You've been on my ass about this behavior from the onset of our FB friendship, and your concerns don't go unrecognized by me. I think, on some level, I am giving the middle finger to the education establishment, which I stood in awe for decades from afar, until I was invited on stage and then years later backstage and encountered more mediocrity than I could have ever imagined from both sides of my the desk.
Now, lemme me go and proofread this note, despite that I actually dread having to do it and admittedly see no real substantive purpose in having to do it, except for my respect for you as a friend.

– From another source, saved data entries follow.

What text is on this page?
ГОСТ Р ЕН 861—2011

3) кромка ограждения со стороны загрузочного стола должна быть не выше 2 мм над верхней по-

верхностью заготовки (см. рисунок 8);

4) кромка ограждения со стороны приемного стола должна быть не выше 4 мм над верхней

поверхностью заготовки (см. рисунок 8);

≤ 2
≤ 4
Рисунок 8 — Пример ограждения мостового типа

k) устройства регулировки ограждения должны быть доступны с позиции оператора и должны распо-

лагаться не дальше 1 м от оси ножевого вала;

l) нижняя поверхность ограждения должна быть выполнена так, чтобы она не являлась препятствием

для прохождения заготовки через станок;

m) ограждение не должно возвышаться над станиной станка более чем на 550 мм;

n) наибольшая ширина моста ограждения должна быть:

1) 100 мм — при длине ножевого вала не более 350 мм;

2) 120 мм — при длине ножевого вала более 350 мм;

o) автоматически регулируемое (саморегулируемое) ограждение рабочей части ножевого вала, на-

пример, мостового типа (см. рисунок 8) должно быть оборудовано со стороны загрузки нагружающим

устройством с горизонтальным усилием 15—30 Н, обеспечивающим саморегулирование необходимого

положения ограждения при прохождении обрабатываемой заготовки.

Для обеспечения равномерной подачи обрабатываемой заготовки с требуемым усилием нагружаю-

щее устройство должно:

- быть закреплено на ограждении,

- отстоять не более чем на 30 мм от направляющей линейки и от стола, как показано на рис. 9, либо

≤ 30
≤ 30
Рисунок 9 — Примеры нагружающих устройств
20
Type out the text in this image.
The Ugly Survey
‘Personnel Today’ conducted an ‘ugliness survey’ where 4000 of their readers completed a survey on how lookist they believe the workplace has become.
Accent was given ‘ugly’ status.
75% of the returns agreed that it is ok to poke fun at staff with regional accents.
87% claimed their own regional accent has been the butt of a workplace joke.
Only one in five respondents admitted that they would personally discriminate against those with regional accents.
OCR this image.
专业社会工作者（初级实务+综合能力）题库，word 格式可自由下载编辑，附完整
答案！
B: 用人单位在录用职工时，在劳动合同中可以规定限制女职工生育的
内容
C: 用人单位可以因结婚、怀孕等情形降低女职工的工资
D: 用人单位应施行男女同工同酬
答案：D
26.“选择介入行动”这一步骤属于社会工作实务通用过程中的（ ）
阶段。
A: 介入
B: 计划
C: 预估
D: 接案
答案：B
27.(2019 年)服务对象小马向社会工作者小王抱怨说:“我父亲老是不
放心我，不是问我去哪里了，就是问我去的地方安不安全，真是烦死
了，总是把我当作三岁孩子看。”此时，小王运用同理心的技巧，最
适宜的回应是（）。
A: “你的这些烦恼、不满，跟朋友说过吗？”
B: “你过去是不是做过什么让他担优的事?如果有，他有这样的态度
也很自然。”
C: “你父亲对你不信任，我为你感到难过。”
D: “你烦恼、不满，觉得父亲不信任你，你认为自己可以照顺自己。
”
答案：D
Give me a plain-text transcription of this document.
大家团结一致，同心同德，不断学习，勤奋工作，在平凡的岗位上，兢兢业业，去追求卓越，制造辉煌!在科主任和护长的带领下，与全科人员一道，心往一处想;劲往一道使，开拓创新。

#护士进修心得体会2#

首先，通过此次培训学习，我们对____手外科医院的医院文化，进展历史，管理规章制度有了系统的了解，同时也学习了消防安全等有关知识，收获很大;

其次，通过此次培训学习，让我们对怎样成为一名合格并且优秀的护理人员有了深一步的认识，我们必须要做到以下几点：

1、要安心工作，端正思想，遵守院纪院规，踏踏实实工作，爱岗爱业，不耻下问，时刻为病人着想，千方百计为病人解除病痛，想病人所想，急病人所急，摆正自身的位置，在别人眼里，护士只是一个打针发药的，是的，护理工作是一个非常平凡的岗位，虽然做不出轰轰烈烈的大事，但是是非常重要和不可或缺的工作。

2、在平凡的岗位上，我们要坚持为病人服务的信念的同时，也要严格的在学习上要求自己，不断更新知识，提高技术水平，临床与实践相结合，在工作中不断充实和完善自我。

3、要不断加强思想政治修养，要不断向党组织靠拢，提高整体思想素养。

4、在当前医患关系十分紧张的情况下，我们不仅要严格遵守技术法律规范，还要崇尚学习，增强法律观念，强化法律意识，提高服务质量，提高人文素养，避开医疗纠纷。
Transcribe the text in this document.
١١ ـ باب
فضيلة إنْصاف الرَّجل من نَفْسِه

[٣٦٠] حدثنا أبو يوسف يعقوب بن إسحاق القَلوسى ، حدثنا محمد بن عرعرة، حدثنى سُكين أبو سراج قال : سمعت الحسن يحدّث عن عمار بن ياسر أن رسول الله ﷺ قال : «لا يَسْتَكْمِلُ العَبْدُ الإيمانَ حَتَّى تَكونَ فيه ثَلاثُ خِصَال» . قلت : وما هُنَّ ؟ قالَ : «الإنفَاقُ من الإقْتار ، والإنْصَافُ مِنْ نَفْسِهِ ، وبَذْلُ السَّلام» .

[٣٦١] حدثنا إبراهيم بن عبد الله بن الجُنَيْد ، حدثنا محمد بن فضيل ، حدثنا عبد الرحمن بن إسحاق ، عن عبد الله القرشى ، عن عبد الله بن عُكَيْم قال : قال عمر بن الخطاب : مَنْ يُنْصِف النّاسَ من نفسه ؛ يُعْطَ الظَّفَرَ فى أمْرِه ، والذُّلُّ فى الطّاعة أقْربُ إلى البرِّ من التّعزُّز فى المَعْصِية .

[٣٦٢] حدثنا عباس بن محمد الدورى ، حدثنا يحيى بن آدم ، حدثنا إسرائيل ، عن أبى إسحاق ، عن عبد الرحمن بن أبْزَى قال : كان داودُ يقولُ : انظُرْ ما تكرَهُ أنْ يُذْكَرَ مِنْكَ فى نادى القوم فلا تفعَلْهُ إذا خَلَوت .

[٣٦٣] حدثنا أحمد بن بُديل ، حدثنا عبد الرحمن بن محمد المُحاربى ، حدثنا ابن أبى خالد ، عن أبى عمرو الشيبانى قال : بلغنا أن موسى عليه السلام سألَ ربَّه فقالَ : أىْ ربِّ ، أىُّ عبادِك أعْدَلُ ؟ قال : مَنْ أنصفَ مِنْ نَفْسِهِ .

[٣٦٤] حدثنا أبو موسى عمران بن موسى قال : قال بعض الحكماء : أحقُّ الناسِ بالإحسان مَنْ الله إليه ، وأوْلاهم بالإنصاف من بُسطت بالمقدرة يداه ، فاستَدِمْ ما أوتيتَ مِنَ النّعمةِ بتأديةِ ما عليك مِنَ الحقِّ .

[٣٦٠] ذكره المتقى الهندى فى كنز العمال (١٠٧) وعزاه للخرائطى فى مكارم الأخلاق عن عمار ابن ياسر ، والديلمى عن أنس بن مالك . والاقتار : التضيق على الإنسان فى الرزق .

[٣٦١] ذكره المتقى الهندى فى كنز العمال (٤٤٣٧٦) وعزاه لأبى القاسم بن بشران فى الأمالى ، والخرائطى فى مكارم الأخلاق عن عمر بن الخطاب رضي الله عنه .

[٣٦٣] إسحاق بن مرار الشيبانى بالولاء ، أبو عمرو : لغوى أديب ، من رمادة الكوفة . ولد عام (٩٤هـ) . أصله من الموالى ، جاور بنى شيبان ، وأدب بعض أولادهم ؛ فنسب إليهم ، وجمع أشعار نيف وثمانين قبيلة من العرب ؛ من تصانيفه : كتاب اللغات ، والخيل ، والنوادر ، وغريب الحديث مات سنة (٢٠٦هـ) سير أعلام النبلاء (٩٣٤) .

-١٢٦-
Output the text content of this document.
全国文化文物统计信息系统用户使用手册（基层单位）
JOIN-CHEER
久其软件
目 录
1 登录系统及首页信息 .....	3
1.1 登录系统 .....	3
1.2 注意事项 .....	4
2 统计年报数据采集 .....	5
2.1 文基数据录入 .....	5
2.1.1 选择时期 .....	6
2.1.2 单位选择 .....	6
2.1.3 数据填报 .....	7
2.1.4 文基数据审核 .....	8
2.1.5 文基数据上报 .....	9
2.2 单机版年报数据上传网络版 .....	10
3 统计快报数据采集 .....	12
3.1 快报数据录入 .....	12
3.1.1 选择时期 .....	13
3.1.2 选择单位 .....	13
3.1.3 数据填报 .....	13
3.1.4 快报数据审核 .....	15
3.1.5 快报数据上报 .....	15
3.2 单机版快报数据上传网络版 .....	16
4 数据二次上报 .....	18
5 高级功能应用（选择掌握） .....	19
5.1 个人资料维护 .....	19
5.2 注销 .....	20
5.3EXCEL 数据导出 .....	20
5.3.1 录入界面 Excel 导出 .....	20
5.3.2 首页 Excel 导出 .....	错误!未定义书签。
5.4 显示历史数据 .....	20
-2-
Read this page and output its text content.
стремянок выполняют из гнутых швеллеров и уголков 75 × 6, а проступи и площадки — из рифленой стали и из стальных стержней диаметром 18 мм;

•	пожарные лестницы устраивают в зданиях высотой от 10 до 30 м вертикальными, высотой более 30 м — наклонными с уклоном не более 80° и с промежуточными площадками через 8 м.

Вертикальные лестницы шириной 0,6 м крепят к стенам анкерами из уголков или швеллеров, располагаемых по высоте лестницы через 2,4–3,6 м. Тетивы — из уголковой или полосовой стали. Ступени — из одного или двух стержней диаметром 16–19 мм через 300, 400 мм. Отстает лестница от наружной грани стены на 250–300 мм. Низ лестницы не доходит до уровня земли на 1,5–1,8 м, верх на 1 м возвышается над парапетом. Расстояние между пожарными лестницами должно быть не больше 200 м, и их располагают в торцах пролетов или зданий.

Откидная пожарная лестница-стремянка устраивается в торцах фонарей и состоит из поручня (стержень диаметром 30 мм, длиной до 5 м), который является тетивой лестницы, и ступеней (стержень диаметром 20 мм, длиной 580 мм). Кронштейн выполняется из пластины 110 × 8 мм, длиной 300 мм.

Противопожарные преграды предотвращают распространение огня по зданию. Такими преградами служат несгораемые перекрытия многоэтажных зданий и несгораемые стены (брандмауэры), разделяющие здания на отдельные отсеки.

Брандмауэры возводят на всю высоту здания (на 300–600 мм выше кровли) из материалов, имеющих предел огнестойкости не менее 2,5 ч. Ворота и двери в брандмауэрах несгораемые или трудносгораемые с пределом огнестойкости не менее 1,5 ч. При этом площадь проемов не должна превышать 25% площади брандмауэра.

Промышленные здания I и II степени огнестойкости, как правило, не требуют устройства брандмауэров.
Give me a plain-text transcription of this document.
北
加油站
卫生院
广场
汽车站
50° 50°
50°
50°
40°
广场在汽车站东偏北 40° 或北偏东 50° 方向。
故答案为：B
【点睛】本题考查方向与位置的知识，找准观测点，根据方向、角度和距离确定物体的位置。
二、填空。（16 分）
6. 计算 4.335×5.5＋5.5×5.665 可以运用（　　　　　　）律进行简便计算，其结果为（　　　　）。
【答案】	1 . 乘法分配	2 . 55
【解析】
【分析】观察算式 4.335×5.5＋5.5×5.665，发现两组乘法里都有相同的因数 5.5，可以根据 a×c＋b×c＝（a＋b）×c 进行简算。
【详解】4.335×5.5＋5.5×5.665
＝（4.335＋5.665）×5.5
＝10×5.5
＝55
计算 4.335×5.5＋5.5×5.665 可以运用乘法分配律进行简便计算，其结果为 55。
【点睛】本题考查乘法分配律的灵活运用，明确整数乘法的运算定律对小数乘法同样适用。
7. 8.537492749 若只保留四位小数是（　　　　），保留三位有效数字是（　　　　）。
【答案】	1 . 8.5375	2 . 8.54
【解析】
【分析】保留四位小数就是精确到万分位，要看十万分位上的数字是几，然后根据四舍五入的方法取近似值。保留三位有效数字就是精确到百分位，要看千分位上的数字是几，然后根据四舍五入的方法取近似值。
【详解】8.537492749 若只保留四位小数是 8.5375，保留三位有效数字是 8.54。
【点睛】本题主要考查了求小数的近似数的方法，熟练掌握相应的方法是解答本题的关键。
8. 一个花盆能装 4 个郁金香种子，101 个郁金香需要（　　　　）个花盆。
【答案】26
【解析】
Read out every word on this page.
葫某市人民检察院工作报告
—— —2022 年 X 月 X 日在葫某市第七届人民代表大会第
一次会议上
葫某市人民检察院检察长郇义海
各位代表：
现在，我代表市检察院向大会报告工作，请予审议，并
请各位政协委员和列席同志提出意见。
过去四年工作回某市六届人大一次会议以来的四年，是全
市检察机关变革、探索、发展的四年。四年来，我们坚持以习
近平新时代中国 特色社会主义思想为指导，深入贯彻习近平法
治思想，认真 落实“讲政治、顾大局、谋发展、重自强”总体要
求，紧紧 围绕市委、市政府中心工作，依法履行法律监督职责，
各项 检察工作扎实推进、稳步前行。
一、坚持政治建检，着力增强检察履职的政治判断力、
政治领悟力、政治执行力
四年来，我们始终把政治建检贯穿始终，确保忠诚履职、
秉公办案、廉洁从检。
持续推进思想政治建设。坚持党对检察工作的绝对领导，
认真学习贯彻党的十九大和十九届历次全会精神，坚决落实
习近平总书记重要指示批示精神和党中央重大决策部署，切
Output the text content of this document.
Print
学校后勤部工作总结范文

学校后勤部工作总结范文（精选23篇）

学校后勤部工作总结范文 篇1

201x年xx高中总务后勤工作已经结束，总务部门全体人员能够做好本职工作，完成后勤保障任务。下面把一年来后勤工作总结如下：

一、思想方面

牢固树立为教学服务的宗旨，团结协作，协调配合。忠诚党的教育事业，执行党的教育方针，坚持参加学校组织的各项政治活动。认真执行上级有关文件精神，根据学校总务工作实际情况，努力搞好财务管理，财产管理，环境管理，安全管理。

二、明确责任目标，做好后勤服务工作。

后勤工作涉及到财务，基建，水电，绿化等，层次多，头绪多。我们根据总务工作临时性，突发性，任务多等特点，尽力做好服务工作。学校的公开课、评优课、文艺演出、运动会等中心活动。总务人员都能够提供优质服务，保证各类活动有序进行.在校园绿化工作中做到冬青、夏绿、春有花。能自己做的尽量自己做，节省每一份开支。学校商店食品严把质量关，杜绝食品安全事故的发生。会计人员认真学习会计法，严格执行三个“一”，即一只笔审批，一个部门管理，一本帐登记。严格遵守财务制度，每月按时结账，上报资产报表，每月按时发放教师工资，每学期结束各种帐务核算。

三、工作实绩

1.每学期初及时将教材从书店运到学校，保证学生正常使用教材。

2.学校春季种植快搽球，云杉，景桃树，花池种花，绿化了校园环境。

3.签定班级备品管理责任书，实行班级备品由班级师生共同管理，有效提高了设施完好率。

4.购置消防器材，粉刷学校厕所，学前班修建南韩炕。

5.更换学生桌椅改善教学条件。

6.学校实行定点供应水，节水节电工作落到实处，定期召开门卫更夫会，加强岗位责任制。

|Sherry and Roy DeCarava with the photo critic, A. D. Coleman|
*The phrase "an old friend" does not mean what it implies. The art historian, Sherry Turner, and wife of the American artist, Roy DeCarava, once described me as "an old friend," on about the first or second day we had actually met. It was in one of her art history courses that she chose to make this distinction between me and my other colleagues sitting around the seminar table. Of course having a stranger call me, "an old friend," caught me off guard but got my critical juices flowin, just as she had intended it to do; besides, my aunt Sis had drilled into me the line, "For you, there's always a stranger, always." I never bothered to ask Sherry what she meant, by referring to someone one she did not know as "an old friend;" instead, I assumed the position. Of course, with her being a specialist in African art, I eventually came to realize that she was telling me that me, that we, she and I, her and me, shared a deeper intimate historical connection from the other people in the room, not at all based on racist identification but rather that of the mind. Despite what my intellect was telling me, she was calling on me to use my intuition in order to see and feel beyond the limits of my intellect. I feel the same way about Anita. When I first met her on Facebook, and I cannot remember how, here was someone who needed no introduction. She wasn't just someone who I happened upon on Facebook, but, instead, was someone who I had the blessing and good fortune of being reunited with, after years and years, generations upon generations, even centuries of being apart. And I don't need Angela Davis to remind me about the "how many more."